Vasco.
- "Baptême : rite sacré d'une telle efficacité que celui qui trouve le chemin du ciel sans l'avoir reçu sera plongé dans les affres de la détresse pour l'éternité."
- Le dictionnaire du diable - Ambrose Bierce
[Mâcon, Février 1462, par une nuit de lune gibbeuse descendante]
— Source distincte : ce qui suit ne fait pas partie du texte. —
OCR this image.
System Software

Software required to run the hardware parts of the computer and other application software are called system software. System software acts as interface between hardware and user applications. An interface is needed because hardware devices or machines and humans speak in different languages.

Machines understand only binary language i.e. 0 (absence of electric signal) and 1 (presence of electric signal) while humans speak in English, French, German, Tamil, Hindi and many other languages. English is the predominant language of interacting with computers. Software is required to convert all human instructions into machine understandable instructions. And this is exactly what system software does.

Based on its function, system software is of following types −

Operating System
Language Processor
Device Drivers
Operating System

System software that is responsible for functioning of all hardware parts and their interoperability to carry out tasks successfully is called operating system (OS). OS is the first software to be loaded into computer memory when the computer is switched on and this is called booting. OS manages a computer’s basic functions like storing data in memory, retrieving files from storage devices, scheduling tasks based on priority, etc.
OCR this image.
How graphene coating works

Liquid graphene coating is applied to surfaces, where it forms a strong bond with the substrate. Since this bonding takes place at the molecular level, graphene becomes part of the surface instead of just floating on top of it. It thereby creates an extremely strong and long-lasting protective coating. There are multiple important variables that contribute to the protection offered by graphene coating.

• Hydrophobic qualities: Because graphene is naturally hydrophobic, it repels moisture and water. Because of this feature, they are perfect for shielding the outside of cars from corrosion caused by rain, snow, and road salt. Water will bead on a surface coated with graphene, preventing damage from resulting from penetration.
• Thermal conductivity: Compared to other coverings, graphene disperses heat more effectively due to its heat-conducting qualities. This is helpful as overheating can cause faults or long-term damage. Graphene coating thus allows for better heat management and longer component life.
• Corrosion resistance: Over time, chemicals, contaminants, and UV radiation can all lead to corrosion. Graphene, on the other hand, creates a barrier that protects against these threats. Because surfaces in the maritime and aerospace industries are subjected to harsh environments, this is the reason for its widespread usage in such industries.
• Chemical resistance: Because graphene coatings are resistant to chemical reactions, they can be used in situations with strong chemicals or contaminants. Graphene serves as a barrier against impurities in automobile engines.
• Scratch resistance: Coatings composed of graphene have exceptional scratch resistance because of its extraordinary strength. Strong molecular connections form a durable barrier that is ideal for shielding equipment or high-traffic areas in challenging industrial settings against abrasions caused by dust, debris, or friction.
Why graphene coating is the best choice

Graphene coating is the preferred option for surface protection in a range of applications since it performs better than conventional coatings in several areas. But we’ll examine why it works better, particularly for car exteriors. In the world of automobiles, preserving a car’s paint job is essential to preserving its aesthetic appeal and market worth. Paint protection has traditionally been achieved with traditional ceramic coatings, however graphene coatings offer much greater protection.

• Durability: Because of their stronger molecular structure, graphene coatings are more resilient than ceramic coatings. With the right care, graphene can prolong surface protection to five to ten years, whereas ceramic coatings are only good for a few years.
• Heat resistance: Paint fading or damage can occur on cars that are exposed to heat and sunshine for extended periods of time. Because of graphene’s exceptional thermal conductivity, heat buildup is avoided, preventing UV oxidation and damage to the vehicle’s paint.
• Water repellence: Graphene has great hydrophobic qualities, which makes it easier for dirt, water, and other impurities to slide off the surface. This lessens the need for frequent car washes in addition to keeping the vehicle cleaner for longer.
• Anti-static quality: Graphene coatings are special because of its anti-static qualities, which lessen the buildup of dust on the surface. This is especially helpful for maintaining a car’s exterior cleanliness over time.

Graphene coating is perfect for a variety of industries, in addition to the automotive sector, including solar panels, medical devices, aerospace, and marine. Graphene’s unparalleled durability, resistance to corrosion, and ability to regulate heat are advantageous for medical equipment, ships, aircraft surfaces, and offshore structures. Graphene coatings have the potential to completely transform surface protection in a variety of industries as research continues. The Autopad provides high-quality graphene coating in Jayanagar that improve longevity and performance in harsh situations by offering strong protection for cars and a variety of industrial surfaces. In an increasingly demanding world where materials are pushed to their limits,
Pour celui qui vit de râpines, de contrebandes, de meurtres et autres joyeusetés de ce genre, il n'y a jamais de repos. Dormir sur ses deux oreilles, c'est un peu comme donner un stylet à son ennemi intime. Tierce venait de sonner dans la petite ville endormie de Mâcon. Le jour, la taverne où ils avaient pris leurs quartiers était tranquille. Elle n'était fréquentée que par les membres de la Spiritu Sanguis. La nuit par contre, des ombres silencieuses arpentaient les couloirs. Alors que le tavernier venait à peine de fermer la porte principale pour la nuit, à l'étage, une autre porte s'ouvrit. Un spectre sombre s'infiltra par l'embrasure, pour s'avancer d'un pas déterminé vers une chambre située trois pièces en avant sur le même palier. Un regard à droite, un regard à gauche afin de s'assurer que personne ne l'avait repéré et il sortit de l'intérieur de sa ceinture une petite tige de métal. Il l'inséra dans la serrure. Quelques instants plus tard, un clic métallique significatif lui soutira un sourire de satisfaction. L'ombre poussa la porte d'un coup d'épaule, esquissant une grimace comme si ce geste pouvait empêcher la porte de grincer. Il entra rapidement et silencieusement dans la pièce après avoir jeté un dernier regard en direction du couloir.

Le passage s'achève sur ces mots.